IN BEN CARLSON’S wonderful book, A Wealth of Common Sense, there’s a vignette about Bob, the world’s worst market timer.
Bob is a diligent saver. But unfortunately, he’s cursed with horrible market-timing skills, plowing money into the stock market just before every major decline. For you market history buffs, Bob buys into an S&P 500 index fund on the following dates: December 1972, August 1987, December 1999 and October 2007. The subsequent plunges from these highs were 48%, 34%, 55% and 57%, respectively.
Shellshocked by each decline, Bob immediately retreats from the market, temporarily halting his stock purchases. But just as the market reaches the next major peak, Bob takes his accumulated savings and buys into the market.

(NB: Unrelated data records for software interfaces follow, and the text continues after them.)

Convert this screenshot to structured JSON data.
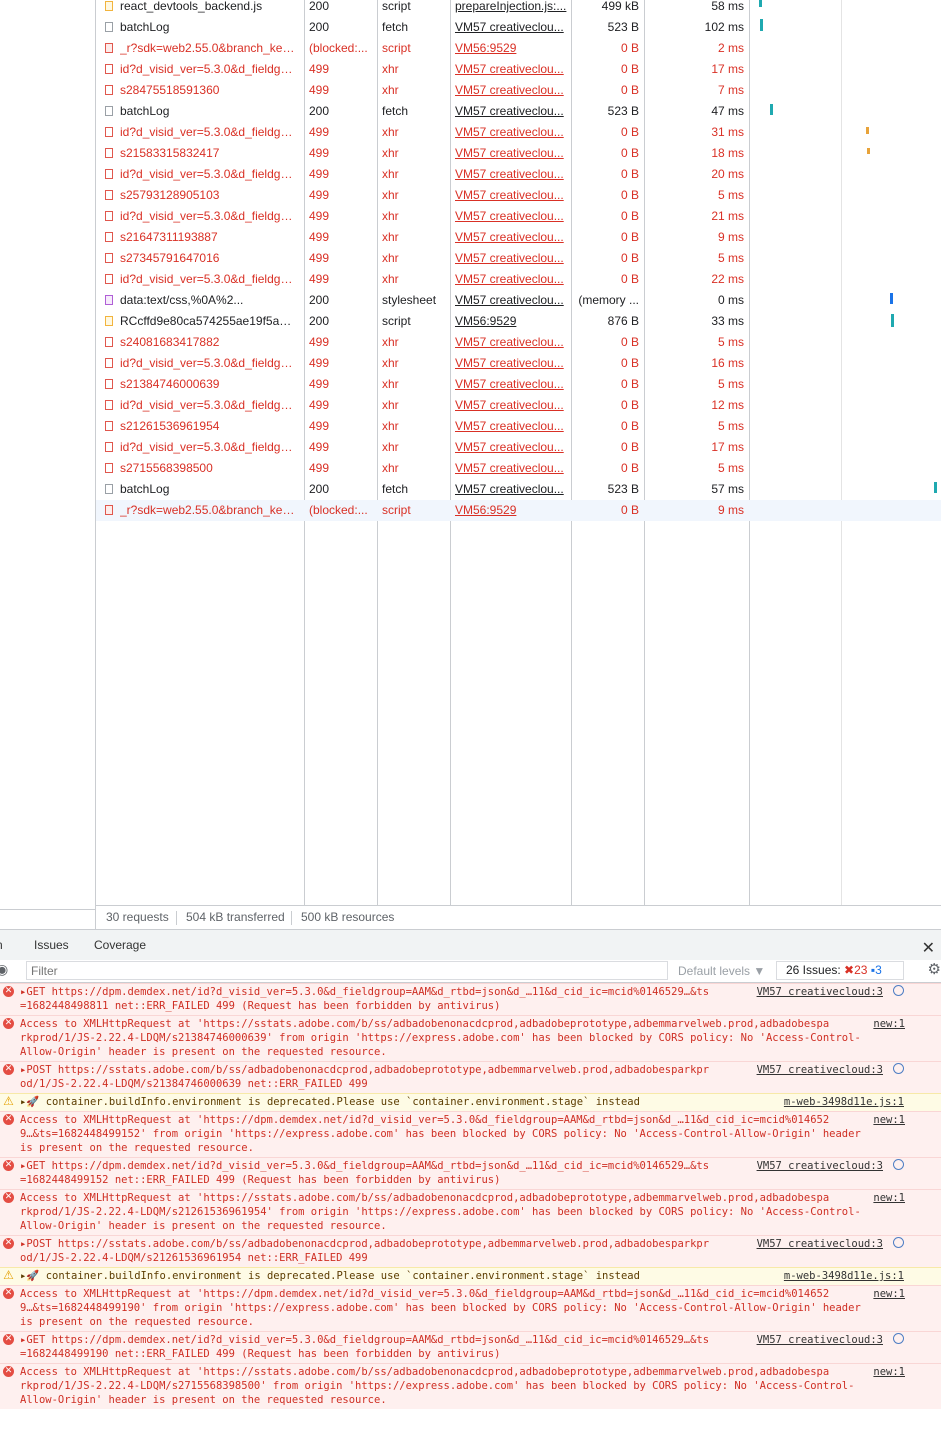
{
  "network": {
    "rows": [
      {
        "name": "react_devtools_backend.js",
        "status": "200",
        "type": "script",
        "initiator": "prepareInjection.js:...",
        "size": "499 kB",
        "time": "58 ms",
        "icon": "script",
        "error": false
      },
      {
        "name": "batchLog",
        "status": "200",
        "type": "fetch",
        "initiator": "VM57 creativeclou...",
        "size": "523 B",
        "time": "102 ms",
        "icon": "doc",
        "error": false
      },
      {
        "name": "_r?sdk=web2.55.0&branch_key...",
        "status": "(blocked:...",
        "type": "script",
        "initiator": "VM56:9529",
        "size": "0 B",
        "time": "2 ms",
        "icon": "script-err",
        "error": true
      },
      {
        "name": "id?d_visid_ver=5.3.0&d_fieldgro...",
        "status": "499",
        "type": "xhr",
        "initiator": "VM57 creativeclou...",
        "size": "0 B",
        "time": "17 ms",
        "icon": "err",
        "error": true
      },
      {
        "name": "s28475518591360",
        "status": "499",
        "type": "xhr",
        "initiator": "VM57 creativeclou...",
        "size": "0 B",
        "time": "7 ms",
        "icon": "err",
        "error": true
      },
      {
        "name": "batchLog",
        "status": "200",
        "type": "fetch",
        "initiator": "VM57 creativeclou...",
        "size": "523 B",
        "time": "47 ms",
        "icon": "doc",
        "error": false
      },
      {
        "name": "id?d_visid_ver=5.3.0&d_fieldgro...",
        "status": "499",
        "type": "xhr",
        "initiator": "VM57 creativeclou...",
        "size": "0 B",
        "time": "31 ms",
        "icon": "err",
        "error": true
      },
      {
        "name": "s21583315832417",
        "status": "499",
        "type": "xhr",
        "initiator": "VM57 creativeclou...",
        "size": "0 B",
        "time": "18 ms",
        "icon": "err",
        "error": true
      },
      {
        "name": "id?d_visid_ver=5.3.0&d_fieldgro...",
        "status": "499",
        "type": "xhr",
        "initiator": "VM57 creativeclou...",
        "size": "0 B",
        "time": "20 ms",
        "icon": "err",
        "error": true
      },
      {
        "name": "s25793128905103",
        "status": "499",
        "type": "xhr",
        "initiator": "VM57 creativeclou...",
        "size": "0 B",
        "time": "5 ms",
        "icon": "err",
        "error": true
      },
      {
        "name": "id?d_visid_ver=5.3.0&d_fieldgro...",
        "status": "499",
        "type": "xhr",
        "initiator": "VM57 creativeclou...",
        "size": "0 B",
        "time": "21 ms",
        "icon": "err",
        "error": true
      },
      {
        "name": "s21647311193887",
        "status": "499",
        "type": "xhr",
        "initiator": "VM57 creativeclou...",
        "size": "0 B",
        "time": "9 ms",
        "icon": "err",
        "error": true
      },
      {
        "name": "s27345791647016",
        "status": "499",
        "type": "xhr",
        "initiator": "VM57 creativeclou...",
        "size": "0 B",
        "time": "5 ms",
        "icon": "err",
        "error": true
      },
      {
        "name": "id?d_visid_ver=5.3.0&d_fieldgro...",
        "status": "499",
        "type": "xhr",
        "initiator": "VM57 creativeclou...",
        "size": "0 B",
        "time": "22 ms",
        "icon": "err",
        "error": true
      },
      {
        "name": "data:text/css,%0A%2...",
        "status": "200",
        "type": "stylesheet",
        "initiator": "VM57 creativeclou...",
        "size": "(memory ...",
        "time": "0 ms",
        "icon": "css",
        "error": false
      },
      {
        "name": "RCcffd9e80ca574255ae19f5aac0...",
        "status": "200",
        "type": "script",
        "initiator": "VM56:9529",
        "size": "876 B",
        "time": "33 ms",
        "icon": "script",
        "error": false
      },
      {
        "name": "s24081683417882",
        "status": "499",
        "type": "xhr",
        "initiator": "VM57 creativeclou...",
        "size": "0 B",
        "time": "5 ms",
        "icon": "err",
        "error": true
      },
      {
        "name": "id?d_visid_ver=5.3.0&d_fieldgro...",
        "status": "499",
        "type": "xhr",
        "initiator": "VM57 creativeclou...",
        "size": "0 B",
        "time": "16 ms",
        "icon": "err",
        "error": true
      },
      {
        "name": "s21384746000639",
        "status": "499",
        "type": "xhr",
        "initiator": "VM57 creativeclou...",
        "size": "0 B",
        "time": "5 ms",
        "icon": "err",
        "error": true
      },
      {
        "name": "id?d_visid_ver=5.3.0&d_fieldgro...",
        "status": "499",
        "type": "xhr",
        "initiator": "VM57 creativeclou...",
        "size": "0 B",
        "time": "12 ms",
        "icon": "err",
        "error": true
      },
      {
        "name": "s21261536961954",
        "status": "499",
        "type": "xhr",
        "initiator": "VM57 creativeclou...",
        "size": "0 B",
        "time": "5 ms",
        "icon": "err",
        "error": true
      },
      {
        "name": "id?d_visid_ver=5.3.0&d_fieldgro...",
        "status": "499",
        "type": "xhr",
        "initiator": "VM57 creativeclou...",
        "size": "0 B",
        "time": "17 ms",
        "icon": "err",
        "error": true
      },
      {
        "name": "s2715568398500",
        "status": "499",
        "type": "xhr",
        "initiator": "VM57 creativeclou...",
        "size": "0 B",
        "time": "5 ms",
        "icon": "err",
        "error": true
      },
      {
        "name": "batchLog",
        "status": "200",
        "type": "fetch",
        "initiator": "VM57 creativeclou...",
        "size": "523 B",
        "time": "57 ms",
        "icon": "doc",
        "error": false
      },
      {
        "name": "_r?sdk=web2.55.0&branch_key...",
        "status": "(blocked:...",
        "type": "script",
        "initiator": "VM56:9529",
        "size": "0 B",
        "time": "9 ms",
        "icon": "script-err",
        "error": true
      }
    ],
    "summary": {
      "requests": "30 requests",
      "transferred": "504 kB transferred",
      "resources": "500 kB resources"
    }
  },
  "drawer": {
    "tabs": [
      "Issues",
      "Coverage"
    ],
    "close_icon": "close-icon"
  },
  "console": {
    "filter_placeholder": "Filter",
    "levels": "Default levels ▼",
    "issues_label": "26 Issues:",
    "issues_errors": "23",
    "issues_info": "3",
    "messages": [
      {
        "kind": "error",
        "lines": [
          "▸GET https://dpm.demdex.net/id?d_visid_ver=5.3.0&d_fieldgroup=AAM&d_rtbd=json&d_…11&d_cid_ic=mcid%0146529…&ts",
          "=1682448498811 net::ERR_FAILED 499 (Request has been forbidden by antivirus)"
        ],
        "source": "VM57 creativecloud:3",
        "globe": true
      },
      {
        "kind": "error",
        "lines": [
          "Access to XMLHttpRequest at 'https://sstats.adobe.com/b/ss/adbadobenonacdcprod,adbadobeprototype,adbemmarvelweb.prod,adbadobespa",
          "rkprod/1/JS-2.22.4-LDQM/s21384746000639' from origin 'https://express.adobe.com' has been blocked by CORS policy: No 'Access-Control-",
          "Allow-Origin' header is present on the requested resource."
        ],
        "source": "new:1",
        "globe": false
      },
      {
        "kind": "error",
        "lines": [
          "▸POST https://sstats.adobe.com/b/ss/adbadobenonacdcprod,adbadobeprototype,adbemmarvelweb.prod,adbadobesparkpr",
          "od/1/JS-2.22.4-LDQM/s21384746000639 net::ERR_FAILED 499"
        ],
        "source": "VM57 creativecloud:3",
        "globe": true
      },
      {
        "kind": "warn",
        "lines": [
          "▸🚀 container.buildInfo.environment is deprecated.Please use `container.environment.stage` instead"
        ],
        "source": "m-web-3498d11e.js:1",
        "globe": false
      },
      {
        "kind": "error",
        "lines": [
          "Access to XMLHttpRequest at 'https://dpm.demdex.net/id?d_visid_ver=5.3.0&d_fieldgroup=AAM&d_rtbd=json&d_…11&d_cid_ic=mcid%014652",
          "9…&ts=1682448499152' from origin 'https://express.adobe.com' has been blocked by CORS policy: No 'Access-Control-Allow-Origin' header",
          "is present on the requested resource."
        ],
        "source": "new:1",
        "globe": false
      },
      {
        "kind": "error",
        "lines": [
          "▸GET https://dpm.demdex.net/id?d_visid_ver=5.3.0&d_fieldgroup=AAM&d_rtbd=json&d_…11&d_cid_ic=mcid%0146529…&ts",
          "=1682448499152 net::ERR_FAILED 499 (Request has been forbidden by antivirus)"
        ],
        "source": "VM57 creativecloud:3",
        "globe": true
      },
      {
        "kind": "error",
        "lines": [
          "Access to XMLHttpRequest at 'https://sstats.adobe.com/b/ss/adbadobenonacdcprod,adbadobeprototype,adbemmarvelweb.prod,adbadobespa",
          "rkprod/1/JS-2.22.4-LDQM/s21261536961954' from origin 'https://express.adobe.com' has been blocked by CORS policy: No 'Access-Control-",
          "Allow-Origin' header is present on the requested resource."
        ],
        "source": "new:1",
        "globe": false
      },
      {
        "kind": "error",
        "lines": [
          "▸POST https://sstats.adobe.com/b/ss/adbadobenonacdcprod,adbadobeprototype,adbemmarvelweb.prod,adbadobesparkpr",
          "od/1/JS-2.22.4-LDQM/s21261536961954 net::ERR_FAILED 499"
        ],
        "source": "VM57 creativecloud:3",
        "globe": true
      },
      {
        "kind": "warn",
        "lines": [
          "▸🚀 container.buildInfo.environment is deprecated.Please use `container.environment.stage` instead"
        ],
        "source": "m-web-3498d11e.js:1",
        "globe": false
      },
      {
        "kind": "error",
        "lines": [
          "Access to XMLHttpRequest at 'https://dpm.demdex.net/id?d_visid_ver=5.3.0&d_fieldgroup=AAM&d_rtbd=json&d_…11&d_cid_ic=mcid%014652",
          "9…&ts=1682448499190' from origin 'https://express.adobe.com' has been blocked by CORS policy: No 'Access-Control-Allow-Origin' header",
          "is present on the requested resource."
        ],
        "source": "new:1",
        "globe": false
      },
      {
        "kind": "error",
        "lines": [
          "▸GET https://dpm.demdex.net/id?d_visid_ver=5.3.0&d_fieldgroup=AAM&d_rtbd=json&d_…11&d_cid_ic=mcid%0146529…&ts",
          "=1682448499190 net::ERR_FAILED 499 (Request has been forbidden by antivirus)"
        ],
        "source": "VM57 creativecloud:3",
        "globe": true
      },
      {
        "kind": "error",
        "lines": [
          "Access to XMLHttpRequest at 'https://sstats.adobe.com/b/ss/adbadobenonacdcprod,adbadobeprototype,adbemmarvelweb.prod,adbadobespa",
          "rkprod/1/JS-2.22.4-LDQM/s2715568398500' from origin 'https://express.adobe.com' has been blocked by CORS policy: No 'Access-Control-",
          "Allow-Origin' header is present on the requested resource."
        ],
        "source": "new:1",
        "globe": false
      }
    ]
  },
  "colors": {
    "error_text": "#d93025",
    "error_bg": "#fef0ef",
    "warn_bg": "#fefbe5",
    "accent": "#1a73e8",
    "waterfall_teal": "#1fa9b0"
  }
}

Still, Bob has one saving grace—and it’s a big one. He never sells. As Carlson puts it, “He held on for dear life because he was too nervous about being wrong on his sell decision, too.”
As it turns out, Bob does okay. After 43 years of saving and investing, he retires a wealthy man in 2013—though his nest egg would have been twice as large had he simply dollar-cost averaged over the same time frame. There are many lessons in this story, but let me focus on just one.
When I first read this story seven years ago, I had one of my eureka moments. I realized that my fear of investing near market tops was overblown. No matter how poorly I timed my stock market buys, I would never be as unlucky as Bob. And if Bob turned out okay, so would I. This was an incredibly liberating insight.
I always remember Bob when I’m putting money to work in the market, as I am today. It’s never fun to watch an investment go down shortly after making it. Regret is a powerful emotion. But if you invest in a diversified stock portfolio and hold on for a decade or longer, just as Bob did, you should fare just fine.
My advice: Remember Bob when investing during volatile markets, such as the one we’re currently in. If you’re buying stocks today, you have already outdone Bob. But don’t forget the secret to Bob’s success. While Bob may have bought high, he never sold low. “Buy and hold” is a reliable formula for wealth creation.